According to reports, 15 Christians in India’s Karnataka State were arrested by local police to “calm tempers” of Hindu radicals that had surrounded the church holding a New Year’s prayer service. In states were anti-forced conversion laws are on the books, Hindu radicals often use them to harass and persecute Christians leaders. In many cases, radicals falsely charge these pastors of forcefully converting Hindus to Christianity leading to arrests and lengthy court processes. Hindu nationalists have called for a nation-wide anti-forced conversion law to be passed by the government which many Christian fear would lead to even more persecution and abuse. 

1/4/2016 India (Asia News) – The Christian minority “is vulnerable and subjected to harassment and persecution by both extremist as well as authorities, who are responsible for protecting citizens. Clearly, Christians are considered second-class citizens in secular India”, says Sajan K George, president of the Global Council of Indian Christians (GCIC).

George was commenting to Asia News on the umpteenth arrest of 15 Christians for alleged forced conversions in the Indian state of Karnataka. The incident happened on the eve of the New Year in the parish of Bannur Jodukatte Puttur, in the southern district of Kannada. The police interrupted the religious function of the Believers Church (a congregation of evangelical Protestants) justifying the action as “protection” from the dozens of Hindu radicals who had surrounded the Church.

On the evening of 31 December 2015, the Protestant Church of Bannur Jodukatte organized a prayer to usher in the New Year. More than 15 people attended the celebration, mostly migrant workers from Perne, Salmara, Bannur and Badagannur (various locations of Karnataka).

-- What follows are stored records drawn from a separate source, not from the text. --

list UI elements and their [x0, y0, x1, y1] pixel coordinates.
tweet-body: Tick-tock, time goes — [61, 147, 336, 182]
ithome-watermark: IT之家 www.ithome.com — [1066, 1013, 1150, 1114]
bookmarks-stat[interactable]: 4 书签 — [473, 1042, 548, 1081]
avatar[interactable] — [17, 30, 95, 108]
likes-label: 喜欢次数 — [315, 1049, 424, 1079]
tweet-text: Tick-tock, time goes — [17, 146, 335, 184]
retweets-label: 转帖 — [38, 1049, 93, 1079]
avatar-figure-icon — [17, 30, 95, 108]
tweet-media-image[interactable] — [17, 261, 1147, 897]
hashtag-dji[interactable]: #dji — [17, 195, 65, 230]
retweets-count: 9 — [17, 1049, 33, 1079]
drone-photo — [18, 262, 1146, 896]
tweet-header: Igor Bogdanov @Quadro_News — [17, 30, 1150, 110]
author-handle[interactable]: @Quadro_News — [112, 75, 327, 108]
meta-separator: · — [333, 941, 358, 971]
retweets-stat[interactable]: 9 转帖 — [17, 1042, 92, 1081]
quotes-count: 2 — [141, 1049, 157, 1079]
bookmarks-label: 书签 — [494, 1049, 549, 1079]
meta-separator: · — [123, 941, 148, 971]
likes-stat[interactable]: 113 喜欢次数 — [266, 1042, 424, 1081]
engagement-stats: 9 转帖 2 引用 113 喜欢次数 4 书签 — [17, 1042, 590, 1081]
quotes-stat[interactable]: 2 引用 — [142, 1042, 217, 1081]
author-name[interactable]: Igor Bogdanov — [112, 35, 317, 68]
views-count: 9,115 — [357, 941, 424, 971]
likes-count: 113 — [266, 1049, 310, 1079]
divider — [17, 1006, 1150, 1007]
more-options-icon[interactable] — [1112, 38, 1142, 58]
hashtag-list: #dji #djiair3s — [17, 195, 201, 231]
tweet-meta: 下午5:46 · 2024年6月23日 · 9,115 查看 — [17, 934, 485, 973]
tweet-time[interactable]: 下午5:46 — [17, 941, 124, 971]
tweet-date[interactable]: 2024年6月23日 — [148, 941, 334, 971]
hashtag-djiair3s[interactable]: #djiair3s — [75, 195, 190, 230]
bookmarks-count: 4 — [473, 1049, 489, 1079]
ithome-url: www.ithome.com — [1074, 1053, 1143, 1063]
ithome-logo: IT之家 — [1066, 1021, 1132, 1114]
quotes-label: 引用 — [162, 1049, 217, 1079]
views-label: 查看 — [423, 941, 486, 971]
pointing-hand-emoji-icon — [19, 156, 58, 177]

The function attracted the attention of members of two Hindu extremist ultranationalist groups, the Bajrang Dal and the Vishwa Hindu Parishad. The radicals tried to stop the ceremony by raiding the church, but were blocked by locked doors. Police intervened to “calm tempers” and took faithful from within the church to the nearest police station, they were released after a few hours.

The next day the religious leaders were called to testify and ensure that there has been no attempt to proselytize. Police handed them rules to be observed in the future, including the obligation to alert the authorities ahead of all prayer services and celebrations.